Yeah, we don't understand it. Yeah, we don't feel like we need when we are doing good. But what about those times when you're in trouble? When you're alone? When you're weeping and crying from pain?

What about those times when we want someone near, someone close, someone to cling onto and hug. To hold. To keep warm. To hold hands with? The times when we desire love? The times when we desire friendship? Why do we desire these things, especially when we have so many things, like clothes, money, houses, laptops, computers?

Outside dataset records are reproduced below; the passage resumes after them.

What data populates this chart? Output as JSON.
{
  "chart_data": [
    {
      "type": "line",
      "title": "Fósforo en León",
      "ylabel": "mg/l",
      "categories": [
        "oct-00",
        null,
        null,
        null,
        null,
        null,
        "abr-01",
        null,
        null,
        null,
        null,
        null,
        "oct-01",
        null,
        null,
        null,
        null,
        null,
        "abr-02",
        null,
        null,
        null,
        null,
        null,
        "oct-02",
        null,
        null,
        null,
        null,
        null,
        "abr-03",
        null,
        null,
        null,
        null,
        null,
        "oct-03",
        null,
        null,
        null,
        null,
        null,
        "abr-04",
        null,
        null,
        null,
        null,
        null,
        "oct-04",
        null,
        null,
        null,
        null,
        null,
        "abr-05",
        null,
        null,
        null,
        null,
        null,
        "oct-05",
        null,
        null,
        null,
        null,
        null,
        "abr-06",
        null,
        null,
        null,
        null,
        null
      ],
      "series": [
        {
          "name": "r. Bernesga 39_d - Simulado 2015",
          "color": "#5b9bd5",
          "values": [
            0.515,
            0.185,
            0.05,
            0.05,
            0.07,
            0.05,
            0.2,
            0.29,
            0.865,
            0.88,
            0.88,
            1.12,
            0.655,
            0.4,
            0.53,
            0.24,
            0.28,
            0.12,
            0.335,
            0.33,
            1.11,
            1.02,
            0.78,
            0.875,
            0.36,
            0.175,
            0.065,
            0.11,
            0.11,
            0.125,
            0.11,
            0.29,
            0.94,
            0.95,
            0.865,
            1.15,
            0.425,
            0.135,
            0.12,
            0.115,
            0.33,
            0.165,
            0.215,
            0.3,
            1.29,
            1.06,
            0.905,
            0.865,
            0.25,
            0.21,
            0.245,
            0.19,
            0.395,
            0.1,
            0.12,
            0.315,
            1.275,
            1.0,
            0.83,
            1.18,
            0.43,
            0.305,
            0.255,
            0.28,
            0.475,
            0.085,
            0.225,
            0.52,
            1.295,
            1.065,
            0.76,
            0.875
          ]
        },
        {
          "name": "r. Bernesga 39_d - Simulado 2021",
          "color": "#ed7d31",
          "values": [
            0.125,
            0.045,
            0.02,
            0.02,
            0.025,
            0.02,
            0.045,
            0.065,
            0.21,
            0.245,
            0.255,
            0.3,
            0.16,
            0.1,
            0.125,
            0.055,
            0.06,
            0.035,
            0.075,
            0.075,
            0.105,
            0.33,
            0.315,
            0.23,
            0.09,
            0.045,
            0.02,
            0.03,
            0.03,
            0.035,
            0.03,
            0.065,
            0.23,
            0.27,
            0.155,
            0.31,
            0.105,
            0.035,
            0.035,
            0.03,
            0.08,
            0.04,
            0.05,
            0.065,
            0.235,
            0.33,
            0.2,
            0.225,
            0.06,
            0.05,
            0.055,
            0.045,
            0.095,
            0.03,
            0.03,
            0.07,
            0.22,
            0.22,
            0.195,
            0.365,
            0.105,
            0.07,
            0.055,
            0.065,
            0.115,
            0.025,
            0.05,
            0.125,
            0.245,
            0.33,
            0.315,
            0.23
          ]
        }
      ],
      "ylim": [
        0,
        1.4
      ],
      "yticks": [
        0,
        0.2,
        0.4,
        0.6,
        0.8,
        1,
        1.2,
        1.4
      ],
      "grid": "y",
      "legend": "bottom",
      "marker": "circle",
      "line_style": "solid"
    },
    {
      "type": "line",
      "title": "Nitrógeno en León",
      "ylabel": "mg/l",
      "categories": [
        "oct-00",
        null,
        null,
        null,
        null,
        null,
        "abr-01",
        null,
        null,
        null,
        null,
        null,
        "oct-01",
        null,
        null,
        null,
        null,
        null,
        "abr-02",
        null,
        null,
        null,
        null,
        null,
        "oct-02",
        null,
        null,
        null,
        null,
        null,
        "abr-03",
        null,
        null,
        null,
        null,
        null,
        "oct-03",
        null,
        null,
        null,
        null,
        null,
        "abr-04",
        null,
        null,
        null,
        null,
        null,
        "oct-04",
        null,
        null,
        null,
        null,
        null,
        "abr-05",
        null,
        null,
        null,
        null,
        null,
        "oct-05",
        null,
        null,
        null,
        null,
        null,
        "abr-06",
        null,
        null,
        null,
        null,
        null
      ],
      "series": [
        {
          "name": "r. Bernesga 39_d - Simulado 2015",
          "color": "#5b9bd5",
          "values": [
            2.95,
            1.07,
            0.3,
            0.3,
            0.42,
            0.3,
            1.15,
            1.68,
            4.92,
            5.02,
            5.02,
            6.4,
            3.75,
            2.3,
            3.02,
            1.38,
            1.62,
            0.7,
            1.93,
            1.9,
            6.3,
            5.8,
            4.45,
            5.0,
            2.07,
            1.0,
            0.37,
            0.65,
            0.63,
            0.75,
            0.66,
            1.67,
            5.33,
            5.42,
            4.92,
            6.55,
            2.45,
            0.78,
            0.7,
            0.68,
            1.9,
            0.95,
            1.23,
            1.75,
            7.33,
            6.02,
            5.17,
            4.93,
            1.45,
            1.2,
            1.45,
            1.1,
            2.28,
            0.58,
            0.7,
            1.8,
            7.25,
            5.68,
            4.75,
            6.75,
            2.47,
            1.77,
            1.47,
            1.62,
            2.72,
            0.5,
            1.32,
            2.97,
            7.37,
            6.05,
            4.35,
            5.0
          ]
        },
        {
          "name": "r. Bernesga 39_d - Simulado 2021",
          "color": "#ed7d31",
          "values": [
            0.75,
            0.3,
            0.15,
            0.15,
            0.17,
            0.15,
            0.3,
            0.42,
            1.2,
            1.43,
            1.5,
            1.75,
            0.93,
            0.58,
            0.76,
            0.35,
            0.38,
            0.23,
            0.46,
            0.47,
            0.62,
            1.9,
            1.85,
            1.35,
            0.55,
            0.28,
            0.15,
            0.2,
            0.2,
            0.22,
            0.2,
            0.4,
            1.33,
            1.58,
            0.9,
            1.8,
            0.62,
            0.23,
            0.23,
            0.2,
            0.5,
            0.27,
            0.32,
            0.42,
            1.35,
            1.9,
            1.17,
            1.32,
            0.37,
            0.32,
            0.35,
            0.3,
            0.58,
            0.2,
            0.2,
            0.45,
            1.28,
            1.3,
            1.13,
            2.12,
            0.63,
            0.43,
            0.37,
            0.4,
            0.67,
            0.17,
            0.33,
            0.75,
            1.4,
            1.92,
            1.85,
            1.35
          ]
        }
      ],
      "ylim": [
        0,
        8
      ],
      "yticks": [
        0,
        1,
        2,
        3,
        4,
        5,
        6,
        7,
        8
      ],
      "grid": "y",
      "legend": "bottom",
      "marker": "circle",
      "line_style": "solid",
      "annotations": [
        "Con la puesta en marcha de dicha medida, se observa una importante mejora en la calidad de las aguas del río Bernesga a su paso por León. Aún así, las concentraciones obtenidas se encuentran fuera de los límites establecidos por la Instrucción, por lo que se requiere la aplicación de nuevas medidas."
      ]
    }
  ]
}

Its because the things we have "worked" for is nothing but temporary happiness, temporary joy. Temporary passion/zeal. How come PEOPLE keep on desiring something more and more? Its because they desire TRUE LOVE, TRUE GRACE, TRUE TRUTH, TRUE SALVATION, TRUE JOY, TRUE HAPPINESS, TRUE GOOD, TRUE AMAZEMENT, TRUE MANIFESTATION. And if you think you can work for it, that you can "gain" it through your works, you got the wrong idea!

Its already given through the manifestation of the TRUE ONE. The One that IS TRUE LOVE! God Himself! Yeah i don't understand it, but I do know that I need TRUE LOVE in my life, otherwise I wouldn't seek it out in girls, in people, in relationships. Those that don't think they need/want love in their lives are just fooling themselves. Then why do you have friends? Then why do you want to be in a relationship with a girl or a guy? Why do people get married?!

Its because they all desire that intimacy, that amazing intimacy that is offered in TRUE LOVE!

Those that want this kind of love, speak up, raise your hand, now is the time to receive. You can't work for it, you can't earn it or anything.

What son earns to be a son? What son works to be a son? The son is born a son, therefore he is a son. What daughter earns to be a daughter? What daughter works to be a daughter? The daughter is born a daughter, therefore the she is a daughter.

Foolish is the man that thinks he can earn and work for love. Instead wise is the man that knows that love is what is flowing through his works! Which produce good deeds, that even the wicked people will enjoy doing!

When you look at your heart, when you see yourself, your own spirit ask yourself this question, "AM I who I am? Or AM I who you are?"

Blessed are those that search themselves daily, that examine themselves daily and look at themselves with the eyes of Christ and see what Christ sees.